Microhongos

El término microhongo se aplica para cuerpos fructíferos de hongos de tamaño muy pequeño que generalmente no pueden ser observados a simple vista. Este grupo de hongos tienen una estructura y morfología inmensamente variable. Se reproducen de forma asexual o sexualmente por esporas, que son células especializadas que produce el hongo, las cuales son diseminadas principalmente por el viento o por el agua, y forman parte de la fase reproductiva. La fase vegetativa está formada por filamentos microscópicos llamados hifas.
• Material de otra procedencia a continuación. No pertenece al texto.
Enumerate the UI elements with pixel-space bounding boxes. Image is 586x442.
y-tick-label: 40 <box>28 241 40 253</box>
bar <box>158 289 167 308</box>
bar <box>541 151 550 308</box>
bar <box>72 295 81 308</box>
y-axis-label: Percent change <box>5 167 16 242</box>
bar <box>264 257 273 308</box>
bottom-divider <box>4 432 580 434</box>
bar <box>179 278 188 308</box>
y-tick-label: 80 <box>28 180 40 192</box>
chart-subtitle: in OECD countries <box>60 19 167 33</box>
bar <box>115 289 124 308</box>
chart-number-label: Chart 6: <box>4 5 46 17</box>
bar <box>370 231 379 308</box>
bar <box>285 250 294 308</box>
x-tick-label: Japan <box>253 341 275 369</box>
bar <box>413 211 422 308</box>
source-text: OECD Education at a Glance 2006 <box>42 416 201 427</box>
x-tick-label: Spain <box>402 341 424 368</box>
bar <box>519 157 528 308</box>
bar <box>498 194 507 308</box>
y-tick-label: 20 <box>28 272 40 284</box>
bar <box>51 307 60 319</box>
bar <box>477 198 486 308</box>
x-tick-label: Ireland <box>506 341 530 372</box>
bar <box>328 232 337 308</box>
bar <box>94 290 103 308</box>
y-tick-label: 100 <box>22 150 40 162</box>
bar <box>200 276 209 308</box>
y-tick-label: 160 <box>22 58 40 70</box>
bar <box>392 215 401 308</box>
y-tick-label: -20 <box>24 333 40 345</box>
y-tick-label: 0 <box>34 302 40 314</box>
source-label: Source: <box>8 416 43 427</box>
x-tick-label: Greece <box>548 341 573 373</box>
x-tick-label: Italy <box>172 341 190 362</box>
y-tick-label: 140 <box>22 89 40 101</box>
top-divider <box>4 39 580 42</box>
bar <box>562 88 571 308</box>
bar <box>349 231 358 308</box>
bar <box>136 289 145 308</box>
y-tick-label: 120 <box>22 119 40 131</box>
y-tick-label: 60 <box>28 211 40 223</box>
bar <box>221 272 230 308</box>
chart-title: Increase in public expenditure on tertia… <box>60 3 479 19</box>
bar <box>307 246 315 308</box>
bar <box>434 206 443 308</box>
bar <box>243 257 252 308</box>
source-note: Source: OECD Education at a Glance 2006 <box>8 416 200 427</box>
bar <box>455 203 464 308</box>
Los microhongos comprenden varios grupos, entre ellos los Oomycetes que son un grupo de hongos que se viven en el agua, en el suelo y algunos son parásitos de plantas los cuales se caracterizan porque producen esporas llamadas "zoosporas". Algunos microhongos tiene importancia económica, como las royas y los carbones.

La mayoría de los microhongos se encuentran dentro de los ascomicetes (Ascomycota) el cual es el grupo más grande de hongos, compuesto por más de 25.000 especies conocidas. El carácter que distingue a los ascomicetes de los otros hongos es el asca, una estructura en forma de saco que contiene las esporas sexuales llamadas ascosporas. Típicamente se forman 8 ascosporas dentro de un asca. En la mayoría de los ascomicetes, las ascas nacen dentro de un cuerpo fructífero, llamado ascocarpo.

Existe una gran diversidad de microhongos, algunos de ellos viven en hábitats específicos: folícolas (sobre hojas), hipogeos (bajo suelo), otros se encuentran sobre insectos, y otros en huéspedes específicos. Al igual que la mayoría de los hongos, prefieren vivir en lugares húmedos.

La mayoría de los cuerpos fructíferos de los microhongos son de vida corta, o bien crecen en épocas definidas. Entre las funciones más importantes se encuentran el ser descomponedores de materia orgánica, patógenos de plantas y animales -incluido el ser humano-, son importantes en la industria del pan y la cerveza y la producción de enzimas y ácidos orgánicos.